Fears of economic instability. There has been lingering concern that the US economy is on shaky ground, particularly when you consider that much of the growth of GDP in 2025 was driven by AI-investment. Investors believed that commodities could provide a hedge against a potential bubble or crash.
The Fall
Since the outbreak of war with Iran, gold has shed some of its appeal as a safe-haven. Here is what is contributing to its recent volatility.
The US dollar has gotten stronger since the war. With the recent surge of oil prices and fears about a prolonged war, the US dollar has gained strength as a safe-haven asset. Whether this rebound is short-lived remains to be seen.
Higher interest rates. The Federal Reserve is in no hurry to lower interest rates in 2026 with inflation remaining above target and unemployment creeping toward concerning levels. Gold doesn’t pay dividends or interest which makes it a less-attractive asset when interest rates are higher.

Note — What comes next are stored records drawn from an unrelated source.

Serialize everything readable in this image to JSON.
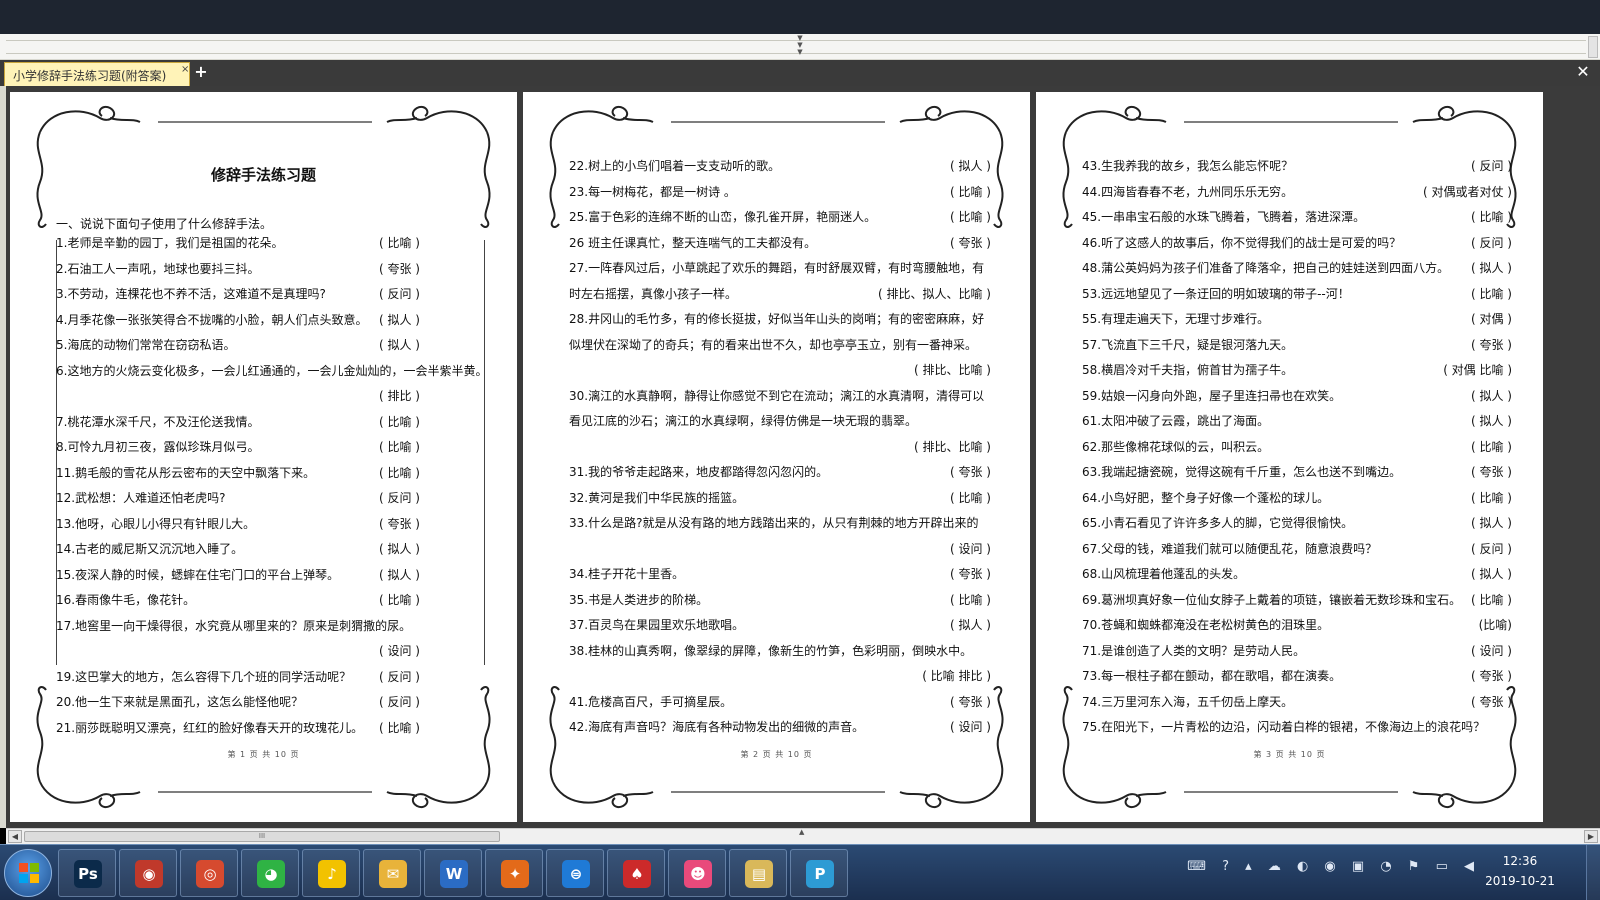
{
  "tabs": [
    {
      "label": "小学修辞手法练习题(附答案)",
      "close": "×"
    }
  ],
  "tabbar": {
    "add": "+",
    "close_window": "✕"
  },
  "page1": {
    "title": "修辞手法练习题",
    "section_heading": "一、说说下面句子使用了什么修辞手法。",
    "footer": "第 1 页 共 10 页",
    "lines": [
      {
        "q": "1.老师是辛勤的园丁，我们是祖国的花朵。",
        "a": "( 比喻 )"
      },
      {
        "q": "2.石油工人一声吼，地球也要抖三抖。",
        "a": "( 夸张 )"
      },
      {
        "q": "3.不劳动，连棵花也不养不活，这难道不是真理吗?",
        "a": "( 反问 )"
      },
      {
        "q": "4.月季花像一张张笑得合不拢嘴的小脸，朝人们点头致意。",
        "a": "( 拟人 )"
      },
      {
        "q": "5.海底的动物们常常在窃窃私语。",
        "a": "( 拟人 )"
      },
      {
        "q": "6.这地方的火烧云变化极多，一会儿红通通的，一会儿金灿灿的，一会半紫半黄。",
        "a": ""
      },
      {
        "q": "",
        "a": "( 排比 )"
      },
      {
        "q": "7.桃花潭水深千尺，不及汪伦送我情。",
        "a": "( 比喻 )"
      },
      {
        "q": "8.可怜九月初三夜，露似珍珠月似弓。",
        "a": "( 比喻 )"
      },
      {
        "q": "11.鹅毛般的雪花从彤云密布的天空中飘落下来。",
        "a": "( 比喻 )"
      },
      {
        "q": "12.武松想：人难道还怕老虎吗?",
        "a": "( 反问 )"
      },
      {
        "q": "13.他呀，心眼儿小得只有针眼儿大。",
        "a": "( 夸张 )"
      },
      {
        "q": "14.古老的威尼斯又沉沉地入睡了。",
        "a": "( 拟人 )"
      },
      {
        "q": "15.夜深人静的时候，蟋蟀在住宅门口的平台上弹琴。",
        "a": "( 拟人 )"
      },
      {
        "q": "16.春雨像牛毛，像花针。",
        "a": "( 比喻 )"
      },
      {
        "q": "17.地窖里一向干燥得很，水究竟从哪里来的？原来是刺猬撒的尿。",
        "a": ""
      },
      {
        "q": "",
        "a": "( 设问 )"
      },
      {
        "q": "19.这巴掌大的地方，怎么容得下几个班的同学活动呢？",
        "a": "( 反问 )"
      },
      {
        "q": "20.他一生下来就是黑面孔，这怎么能怪他呢？",
        "a": "( 反问 )"
      },
      {
        "q": "21.丽莎既聪明又漂亮，红红的脸好像春天开的玫瑰花儿。",
        "a": "( 比喻 )"
      }
    ]
  },
  "page2": {
    "footer": "第 2 页 共 10 页",
    "lines": [
      {
        "q": "22.树上的小鸟们唱着一支支动听的歌。",
        "a": "( 拟人 )"
      },
      {
        "q": "23.每一树梅花，都是一树诗 。",
        "a": "( 比喻 )"
      },
      {
        "q": "25.富于色彩的连绵不断的山峦，像孔雀开屏，艳丽迷人。",
        "a": "( 比喻 )"
      },
      {
        "q": "26 班主任课真忙，整天连喘气的工夫都没有。",
        "a": "( 夸张 )"
      },
      {
        "q": "27.一阵春风过后，小草跳起了欢乐的舞蹈，有时舒展双臂，有时弯腰触地，有",
        "a": ""
      },
      {
        "q": "时左右摇摆，真像小孩子一样。",
        "a": "( 排比、拟人、比喻 )"
      },
      {
        "q": "28.井冈山的毛竹多，有的修长挺拔，好似当年山头的岗哨；有的密密麻麻，好",
        "a": ""
      },
      {
        "q": "似埋伏在深坳了的奇兵；有的看来出世不久，却也亭亭玉立，别有一番神采。",
        "a": ""
      },
      {
        "q": "",
        "a": "( 排比、比喻 )"
      },
      {
        "q": "30.漓江的水真静啊，静得让你感觉不到它在流动；漓江的水真清啊，清得可以",
        "a": ""
      },
      {
        "q": "看见江底的沙石；漓江的水真绿啊，绿得仿佛是一块无瑕的翡翠。",
        "a": ""
      },
      {
        "q": "",
        "a": "( 排比、比喻 )"
      },
      {
        "q": "31.我的爷爷走起路来，地皮都踏得忽闪忽闪的。",
        "a": "( 夸张 )"
      },
      {
        "q": "32.黄河是我们中华民族的摇篮。",
        "a": "( 比喻 )"
      },
      {
        "q": "33.什么是路?就是从没有路的地方践踏出来的，从只有荆棘的地方开辟出来的",
        "a": ""
      },
      {
        "q": "",
        "a": "( 设问 )"
      },
      {
        "q": "34.桂子开花十里香。",
        "a": "( 夸张 )"
      },
      {
        "q": "35.书是人类进步的阶梯。",
        "a": "( 比喻 )"
      },
      {
        "q": "37.百灵鸟在果园里欢乐地歌唱。",
        "a": "( 拟人 )"
      },
      {
        "q": "38.桂林的山真秀啊，像翠绿的屏障，像新生的竹笋，色彩明丽，倒映水中。",
        "a": ""
      },
      {
        "q": "",
        "a": "( 比喻  排比 )"
      },
      {
        "q": "41.危楼高百尺，手可摘星辰。",
        "a": "( 夸张 )"
      },
      {
        "q": "42.海底有声音吗？海底有各种动物发出的细微的声音。",
        "a": "( 设问 )"
      }
    ]
  },
  "page3": {
    "footer": "第 3 页 共 10 页",
    "lines": [
      {
        "q": "43.生我养我的故乡，我怎么能忘怀呢？",
        "a": "( 反问 )"
      },
      {
        "q": "44.四海皆春春不老，九州同乐乐无穷。",
        "a": "( 对偶或者对仗 )"
      },
      {
        "q": "45.一串串宝石般的水珠飞腾着，飞腾着，落进深潭。",
        "a": "( 比喻 )"
      },
      {
        "q": "46.听了这感人的故事后，你不觉得我们的战士是可爱的吗？",
        "a": "( 反问 )"
      },
      {
        "q": "48.蒲公英妈妈为孩子们准备了降落伞，把自己的娃娃送到四面八方。",
        "a": "( 拟人 )"
      },
      {
        "q": "53.远远地望见了一条迂回的明如玻璃的带子--河！",
        "a": "( 比喻 )"
      },
      {
        "q": "55.有理走遍天下，无理寸步难行。",
        "a": "( 对偶 )"
      },
      {
        "q": "57.飞流直下三千尺，疑是银河落九天。",
        "a": "( 夸张 )"
      },
      {
        "q": "58.横眉冷对千夫指，俯首甘为孺子牛。",
        "a": "( 对偶  比喻 )"
      },
      {
        "q": "59.姑娘一闪身向外跑，屋子里连扫帚也在欢笑。",
        "a": "( 拟人 )"
      },
      {
        "q": "61.太阳冲破了云霞，跳出了海面。",
        "a": "( 拟人 )"
      },
      {
        "q": "62.那些像棉花球似的云，叫积云。",
        "a": "( 比喻 )"
      },
      {
        "q": "63.我端起搪瓷碗，觉得这碗有千斤重，怎么也送不到嘴边。",
        "a": "( 夸张 )"
      },
      {
        "q": "64.小鸟好肥，整个身子好像一个蓬松的球儿。",
        "a": "( 比喻 )"
      },
      {
        "q": "65.小青石看见了许许多多人的脚，它觉得很愉快。",
        "a": "( 拟人 )"
      },
      {
        "q": "67.父母的钱，难道我们就可以随便乱花，随意浪费吗？",
        "a": "( 反问 )"
      },
      {
        "q": "68.山风梳理着他蓬乱的头发。",
        "a": "( 拟人 )"
      },
      {
        "q": "69.葛洲坝真好象一位仙女脖子上戴着的项链，镶嵌着无数珍珠和宝石。",
        "a": "( 比喻 )"
      },
      {
        "q": "70.苍蝇和蜘蛛都淹没在老松树黄色的泪珠里。",
        "a": "(比喻)"
      },
      {
        "q": "71.是谁创造了人类的文明？是劳动人民。",
        "a": "( 设问 )"
      },
      {
        "q": "73.每一根柱子都在颤动，都在歌唱，都在演奏。",
        "a": "( 夸张 )"
      },
      {
        "q": "74.三万里河东入海，五千仞岳上摩天。",
        "a": "( 夸张 )"
      },
      {
        "q": "75.在阳光下，一片青松的边沿，闪动着白桦的银裙，不像海边上的浪花吗？",
        "a": ""
      }
    ]
  },
  "taskbar": {
    "apps": [
      "Ps",
      "◉",
      "◎",
      "◕",
      "♪",
      "✉",
      "W",
      "✦",
      "⊜",
      "♠",
      "☻",
      "▤",
      "P"
    ],
    "app_names": [
      "photoshop-icon",
      "picasa-icon",
      "chrome-icon",
      "wechat-icon",
      "music-icon",
      "mail-icon",
      "word-icon",
      "firefox-icon",
      "browser-icon",
      "cards-icon",
      "game-icon",
      "explorer-icon",
      "pdf-icon"
    ],
    "app_colors": [
      "#0b2a4a",
      "#c0392b",
      "#d64a2f",
      "#2fb344",
      "#f2c200",
      "#e8b33a",
      "#2b6cc4",
      "#e36a1a",
      "#1f7ad6",
      "#cc2a2a",
      "#e94a7b",
      "#d9b85a",
      "#2d9bd4"
    ],
    "tray": "⌨ ? ▴ ☁ ◐ ◉ ▣ ◔ ⚑ ▭ ◀",
    "time": "12:36",
    "date": "2019-10-21"
  },
  "scrollbar": {
    "thumb": "III"
  }
}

Everything else? The rest of the recent volatility is up for debate. Some speculate that countries may be selling gold to fund defense efforts for the ongoing war. Others observers wonder if investors are selling to lock-in profits after the historic run-up in gold prices.
Is gold a safe-haven asset or a hedge against economic uncertainty and inflation? This belief gets parroted over and again, but is it true? Like any strategy, “it works until it doesn’t.”
Gold for short-term funds or emergency funds is typically unwise. Gold doesn’t pay interest or dividends and can be volatile, as we’ve seen in recent times. For a long-term hold gold can provide diversification beyond a traditional stock and bond portfolio. But, don’t be fooled - recent history has shown us that gold can be volatile and carries its own set of risks.